WASHINGTON — President Trump’s harsh criticism of the F.B.I. elicited a rare and impassioned defense on Thursday from its director, Christopher A. Wray, even as he noted “no shortage of opinions out there” about the bureau.
Mr. Wray’s comments to the House Judiciary Committee may as well have described Mr. Trump’s own shifting stances on the F.B.I., C.I.A. and other federal agencies that do intelligence and law enforcement work.
A review of Mr. Trump’s comments during and after the 2016 presidential campaign reveals his eagerness to praise them when they investigate his opponents. He is quick to rebuke them, however, when their actions do not align with his interests.
Presidents normally refrain from commenting on or interfering with law enforcement investigations or intelligence analyses to avoid being seen as politicizing them.
Most recently, Mr. Trump tweeted on Sunday that the F.B.I.’s “reputation is in Tatters — worst in History!” following last week’s guilty plea by Michael T. Flynn, the former White House national security adviser, for lying to investigators. Mr. Trump also suggested, falsely, that the F.B.I. refused to charge Hillary Clinton for lying — a claim its former director, James B. Comey, has refuted multiple times.
It was a reach back to the sharp words that Mr. Trump reserved for intelligence and law enforcement agencies during last year’s presidential campaign.
Time and again, Mr. Trump railed against Mr. Comey and the F.B.I. early last fall for closing an investigation into Mrs. Clinton’s handing of classified information on a private email server without bringing charges.
“I would think that some of these great F.B.I. agents, and the people that work within the F.B.I., I would imagine that they are just furious at what’s happened to the reputation of the F.B.I.,” Mr. Trump said at one campaign rally, in New Hampshire, on Oct. 6.
The next day, on Oct. 7, two top American spy agencies released an intelligence assessment that the Russian government had hacked into the Democratic National Committee with the intent “to interfere with the U.S. election process.” The assessment, by the Office of the Director of National Intelligence and the Homeland Security Department, came after Mr. Trump had complimented President Vladimir V. Putin of Russia and cast doubt on Moscow’s role in the email hacking.
“Maybe there is no hacking,” Mr. Trump said on Oct. 9, in the second presidential debate. “But they always blame Russia. And the reason they blame Russia because they think they’re trying to tarnish me with Russia.”
Once Mr. Trump believed things were going his way, however, he was quick to embrace the intelligence community, which is made up of 17 federal agencies, including the F.B.I. and the C.I.A.

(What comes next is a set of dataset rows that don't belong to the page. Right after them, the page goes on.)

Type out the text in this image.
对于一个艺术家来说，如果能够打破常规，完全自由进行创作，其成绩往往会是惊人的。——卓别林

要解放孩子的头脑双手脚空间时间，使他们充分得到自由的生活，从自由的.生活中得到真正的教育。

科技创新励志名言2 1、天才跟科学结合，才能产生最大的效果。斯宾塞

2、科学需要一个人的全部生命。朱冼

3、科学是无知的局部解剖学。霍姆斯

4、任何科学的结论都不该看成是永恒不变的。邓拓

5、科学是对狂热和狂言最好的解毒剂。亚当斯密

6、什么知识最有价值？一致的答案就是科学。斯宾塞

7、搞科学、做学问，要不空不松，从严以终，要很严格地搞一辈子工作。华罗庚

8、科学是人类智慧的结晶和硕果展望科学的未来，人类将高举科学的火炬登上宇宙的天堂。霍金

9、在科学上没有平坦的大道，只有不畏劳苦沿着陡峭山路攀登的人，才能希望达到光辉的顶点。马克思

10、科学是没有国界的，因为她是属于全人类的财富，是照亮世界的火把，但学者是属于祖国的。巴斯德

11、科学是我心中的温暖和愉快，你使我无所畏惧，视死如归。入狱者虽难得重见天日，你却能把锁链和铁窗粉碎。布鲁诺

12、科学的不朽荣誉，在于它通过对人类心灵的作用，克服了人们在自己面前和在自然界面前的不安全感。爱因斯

In the final days of the presidential campaign, on Oct. 28, Mr. Comey advised Congress that he was examining new evidence in the closed F.B.I. investigation of Mrs. Clinton’s private email server. Mr. Trump responded by praising Mr. Comey’s “guts” and said the F.B.I. was doing a “good job.” He also condemned Mrs. Clinton for her criticisms of the F.B.I.
“There’s virtually no doubt that F.B.I. Director Comey and the great, great special agents of the F.B.I. will be able to collect more than enough evidence to garner indictments against Hillary Clinton and her inner circle, despite her effort to disparage them and discredit them,” he said at a Nov. 5, 2016, rally in Nevada.
The intelligence assessment about Russian election meddling still irritated him, however — even after he won the presidency. In an unsigned Dec. 10 statement, Mr. Trump’s transition team disparaged the American intelligence community by mocking its role in the lead-up to the Iraq war nearly 15 years earlier. “These are the same people that said Saddam Hussein had weapons of mass destruction,” the statement said. (That 2002 assessment long has been a sore spot for the C.I.A.)
Mr. Trump tweeted on Jan. 5 that he was a “big fan” of the intelligence community. But at a Jan. 11 news conference, he called described a new report on Russian election interference as “a disgrace” and a “tremendous blot on their record.”
By Jan. 21, the day after his inauguration, he was back to praising the intelligence community with a visit to C.I.A. headquarters in Langley, Va., where he told officers and analysts, “I am so behind you.”
The whiplash has only continued over his first year in office.
In February, Mr. Trump denounced the F.B.I. over leaks in the investigation of contacts between his associates and Russian intelligence officials.
After he fired Mr. Comey on May 9, Mr. Trump said the F.B.I. “was in a virtual turmoil” and “hasn’t recovered from that.”
By August, after he had named Mr. Wray the new F.B.I. director, Mr. Trump said in a news conference that he has “great respect for the intelligence community” — leaks aside.
In early November, again frustrated by the Russia investigation, Mr. Trump lamented Mr. Comey’s leadership as a “disaster” and tweeted that the F.B.I. was “once cherished and great.”
But a week later, at a Nov. 11 news conference in Vietnam, Mr. Trump declared his support for the intelligence community.
“I believe in our intel agencies, our intelligence agencies. I’ve worked with them very strongly,” he said.